You’re going to hear a lot about columnar storage formats in the next few months, as a variety of distributed execution engines are beginning to consider them for their IO efficiency, and the optimisations that they open up for query execution. In this post, I’ll explain why we care so much about IO efficiency and show how columnar storage – which is a simple idea – can drastically improve performance for certain workloads.
Caveat: This is a personal, general research summary post, and as usual doesn’t neccessarily reflect our thinking at Cloudera about columnar storage.
Disks are still the major bottleneck in query execution over large datasets. Even a machine with twelve disks running in parallel (for an aggregate bandwidth of north of 1GB/s) can’t keep all the cores busy; running a query against memory-cached data can get tens of GB/s of throughput. IO bandwidth matters. Therefore, the best thing an engineer can do to improve the performance of disk-based query engines (like RDBMs and Impala) usually is to improve the performance of reading bytes from disk. This can mean decreasing the latency (for small queries where the time to find the data to read might dominate), but most usually this means improving the effective throughput of reads from disk.
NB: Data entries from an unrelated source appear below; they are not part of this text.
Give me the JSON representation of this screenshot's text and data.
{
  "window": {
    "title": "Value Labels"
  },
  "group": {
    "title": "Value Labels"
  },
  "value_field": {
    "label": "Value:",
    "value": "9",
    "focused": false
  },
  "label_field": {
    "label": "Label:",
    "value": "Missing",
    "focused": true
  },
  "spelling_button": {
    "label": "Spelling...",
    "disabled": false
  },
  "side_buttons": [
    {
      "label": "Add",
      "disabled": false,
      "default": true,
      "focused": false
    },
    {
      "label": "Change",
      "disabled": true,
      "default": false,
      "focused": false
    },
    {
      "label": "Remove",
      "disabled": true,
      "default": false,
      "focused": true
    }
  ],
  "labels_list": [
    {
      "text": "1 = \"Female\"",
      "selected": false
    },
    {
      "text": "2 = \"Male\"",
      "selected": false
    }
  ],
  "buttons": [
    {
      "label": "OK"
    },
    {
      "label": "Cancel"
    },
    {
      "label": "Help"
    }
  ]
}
The traditional way to improve disk bandwidth has been to wait, and allow disks to get faster. However, disks are not getting faster very quickly (having settled at roughly 100 MB/s, with ~12 disks per server), and SSDs can’t yet achieve the storage density to be directly competitive with HDDs on a per-server basis.
The other way to improve disk performance is to maximise the ratio of ‘useful’ bytes read to total bytes read. The idea is not to read more data than is absolutely necessary to serve a query, so the useful bandwidth realised is increased without actually improving the performance of the IO subsystem. Enter columnar storage, a principle for file format design that aims to do exactly that for query engines that deal with record-based data.